No sólo es atender, es prevenir
Ximena narró que su decisión de contar públicamente la historia completa, recopilar evidencias y luchar para que la verdad se conozca, se haga justicia y el caso no quede en el olvido. Además tiene muy claro el objetivo de Naná: transformar su dolor en acción a través de Fundación Naná, que se enfoca en llevar estos mensajes de prevención especialmente a las más jóvenes. Aunque la organización no ofrece atención directa, canaliza a quienes la contactan con organizaciones especializadas para la atención de víctimas de violencia.
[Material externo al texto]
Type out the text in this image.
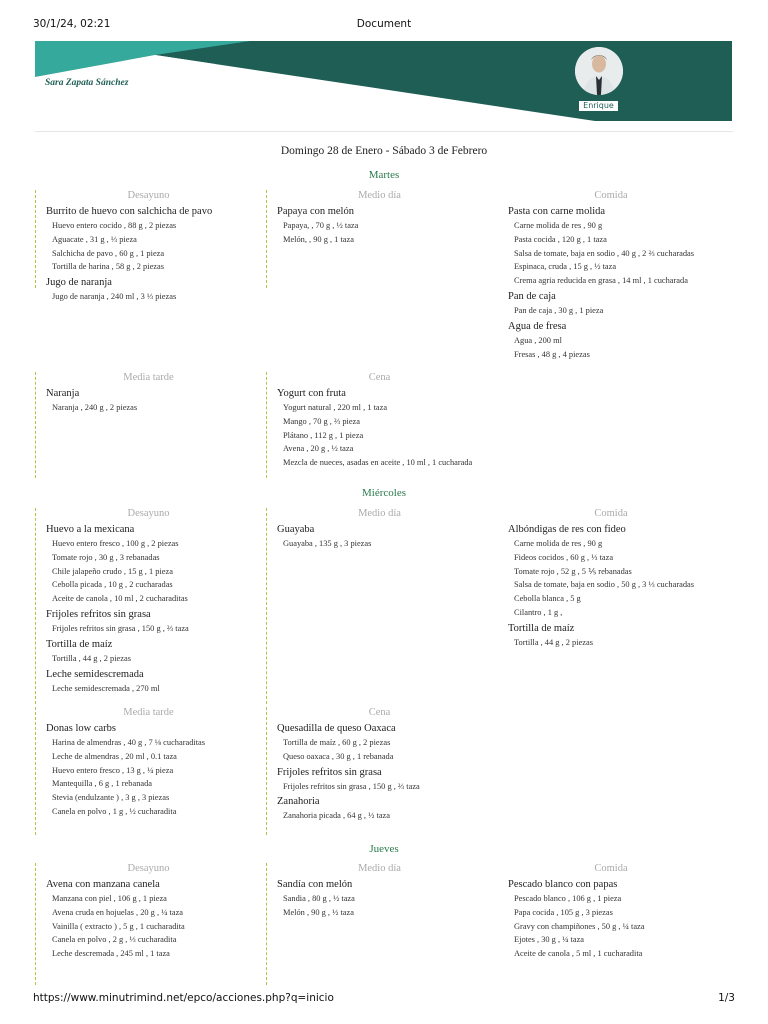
30/1/24, 02:21	Document
Sara Zapata Sánchez
Enrique
Domingo 28 de Enero - Sábado 3 de Febrero
Martes
Desayuno
Burrito de huevo con salchicha de pavo
Huevo entero cocido , 88 g , 2 piezas
Aguacate , 31 g , ⅓ pieza
Salchicha de pavo , 60 g , 1 pieza
Tortilla de harina , 58 g , 2 piezas
Jugo de naranja
Jugo de naranja , 240 ml , 3 ⅓ piezas
Medio día
Papaya con melón
Papaya, , 70 g , ½ taza
Melón, , 90 g , 1 taza
Comida
Pasta con carne molida
Carne molida de res , 90 g
Pasta cocida , 120 g , 1 taza
Salsa de tomate, baja en sodio , 40 g , 2 ⅔ cucharadas
Espinaca, cruda , 15 g , ½ taza
Crema agria reducida en grasa , 14 ml , 1 cucharada
Pan de caja
Pan de caja , 30 g , 1 pieza
Agua de fresa
Agua , 200 ml
Fresas , 48 g , 4 piezas
Media tarde
Naranja
Naranja , 240 g , 2 piezas
Cena
Yogurt con fruta
Yogurt natural , 220 ml , 1 taza
Mango , 70 g , ⅔ pieza
Plátano , 112 g , 1 pieza
Avena , 20 g , ½ taza
Mezcla de nueces, asadas en aceite , 10 ml , 1 cucharada
Miércoles
Desayuno
Huevo a la mexicana
Huevo entero fresco , 100 g , 2 piezas
Tomate rojo , 30 g , 3 rebanadas
Chile jalapeño crudo , 15 g , 1 pieza
Cebolla picada , 10 g , 2 cucharadas
Aceite de canola , 10 ml , 2 cucharaditas
Frijoles refritos sin grasa
Frijoles refritos sin grasa , 150 g , ⅔ taza
Tortilla de maíz
Tortilla , 44 g , 2 piezas
Leche semidescremada
Leche semidescremada , 270 ml
Medio día
Guayaba
Guayaba , 135 g , 3 piezas
Comida
Albóndigas de res con fideo
Carne molida de res , 90 g
Fideos cocidos , 60 g , ⅓ taza
Tomate rojo , 52 g , 5 ⅕ rebanadas
Salsa de tomate, baja en sodio , 50 g , 3 ⅓ cucharadas
Cebolla blanca , 5 g
Cilantro , 1 g ,
Tortilla de maíz
Tortilla , 44 g , 2 piezas
Media tarde
Donas low carbs
Harina de almendras , 40 g , 7 ⅛ cucharaditas
Leche de almendras , 20 ml , 0.1 taza
Huevo entero fresco , 13 g , ¼ pieza
Mantequilla , 6 g , 1 rebanada
Stevia (endulzante ) , 3 g , 3 piezas
Canela en polvo , 1 g , ½ cucharadita
Cena
Quesadilla de queso Oaxaca
Tortilla de maíz , 60 g , 2 piezas
Queso oaxaca , 30 g , 1 rebanada
Frijoles refritos sin grasa
Frijoles refritos sin grasa , 150 g , ⅔ taza
Zanahoria
Zanahoria picada , 64 g , ½ taza
Jueves
Desayuno
Avena con manzana canela
Manzana con piel , 106 g , 1 pieza
Avena cruda en hojuelas , 20 g , ¼ taza
Vainilla ( extracto ) , 5 g , 1 cucharadita
Canela en polvo , 2 g , ⅓ cucharadita
Leche descremada , 245 ml , 1 taza
Medio día
Sandía con melón
Sandia , 80 g , ½ taza
Melón , 90 g , ½ taza
Comida
Pescado blanco con papas
Pescado blanco , 106 g , 1 pieza
Papa cocida , 105 g , 3 piezas
Gravy con champiñones , 50 g , ¼ taza
Ejotes , 30 g , ¼ taza
Aceite de canola , 5 ml , 1 cucharadita
https://www.minutrimind.net/epco/acciones.php?q=inicio	1/3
Pero la prevención de la violencia, dijo, debe atenderse también desde el manejo de la ira y la construcción de masculinidades no violentas, por eso trabaja de la mano con la organización Gendes, que tiene justamente ésta como finalidad.
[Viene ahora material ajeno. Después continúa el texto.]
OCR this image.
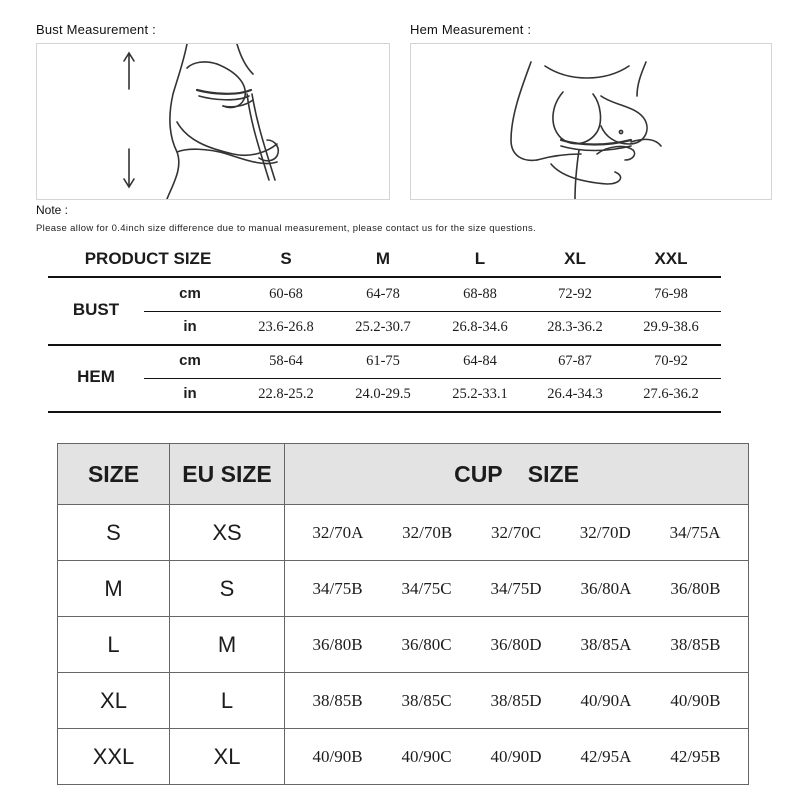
Bust Measurement :	Hem Measurement :
Note :
Please allow for 0.4inch size difference due to manual measurement, please contact us for the size questions.
PRODUCT SIZE	S	M	L	XL	XXL
BUST
cm	60-68	64-78	68-88	72-92	76-98
in	23.6-26.8	25.2-30.7	26.8-34.6	28.3-36.2	29.9-38.6
HEM
cm	58-64	61-75	64-84	67-87	70-92
in	22.8-25.2	24.0-29.5	25.2-33.1	26.4-34.3	27.6-36.2
SIZE	EU SIZE	CUP    SIZE
S	XS	32/70A 32/70B 32/70C 32/70D 34/75A

M	S	34/75B 34/75C 34/75D 36/80A 36/80B

L	M	36/80B 36/80C 36/80D 38/85A 38/85B

XL	L	38/85B 38/85C 38/85D 40/90A 40/90B

XXL	XL	40/90B 40/90C 40/90D 42/95A 42/95B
Ximena presentó el video del Nanocurso Prevención de Violencia en el Noviazgo, donde se propone un test sencillo para ayudar a identificar señales tempranas.
El ejercicio invita a bajar un dedo por cada comportamiento que se reconozca y asignar puntos según su gravedad:
- Amarillas (señales iniciales como humillaciones, bloqueos o críticas a la ropa y amistades), Naranjas (manipulación con culpa y regalos, celos excesivos, revisión del teléfono)
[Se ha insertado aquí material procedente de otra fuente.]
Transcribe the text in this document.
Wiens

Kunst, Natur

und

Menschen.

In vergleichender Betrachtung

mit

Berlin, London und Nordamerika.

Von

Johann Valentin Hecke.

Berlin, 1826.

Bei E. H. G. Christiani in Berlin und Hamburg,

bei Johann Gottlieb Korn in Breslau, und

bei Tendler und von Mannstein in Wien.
- Rojas (prohibiciones, amenazas, fuerza física o sexual).
Es una herramienta práctica para reconocer que lo que a veces se confunde con “amor intenso” puede ser control y obsesión.
Durante la conferencia, Ximena hizo un llamado sentido a los jóvenes y a todas las personas para no dejar sola a quien está viviendo una situación de riesgo. Invitó a escuchar sin juicio, señalar con claridad las banderas rojas y alertar a la familia cuando sea necesario.
Reconoció que muchas hijas no se acercan a sus madres o a otras personas en busca de ayuda por un sentimiento profundo de vergüenza. Por eso insistió en la importancia de construir redes de confianza entre amigos, familias y docentes, para cuidar a
Una frase suya quedó resonando en la sala: “Hay que decirle a las personas cuando están siendo agresivas, ponerles un alto, decirles para que se den cuenta; nadie le dice a un agresor que es agresor”. Todos tenemos una responsabilidad: señalar la violencia, poner límites y revisarnos a nosotros mismos.
Este mensaje trasciende las iniciativas gubernamentales, como las casas de atención Carmen Serdán en Puebla, o como la ley contra el feminicidio presentada recientemente por el gobierno federal encabezado por Claudia Sheinbaum.
Tiene que permear en lo personal, en lo familiar y en lo social. Porque la prevención
empieza cuando aprendemos a ver las señales que, muchas veces, no se ven antes de una tragedia.
¿Y si hubiera sido yo?
Esa pregunta duele, pero también puede salvar vidas.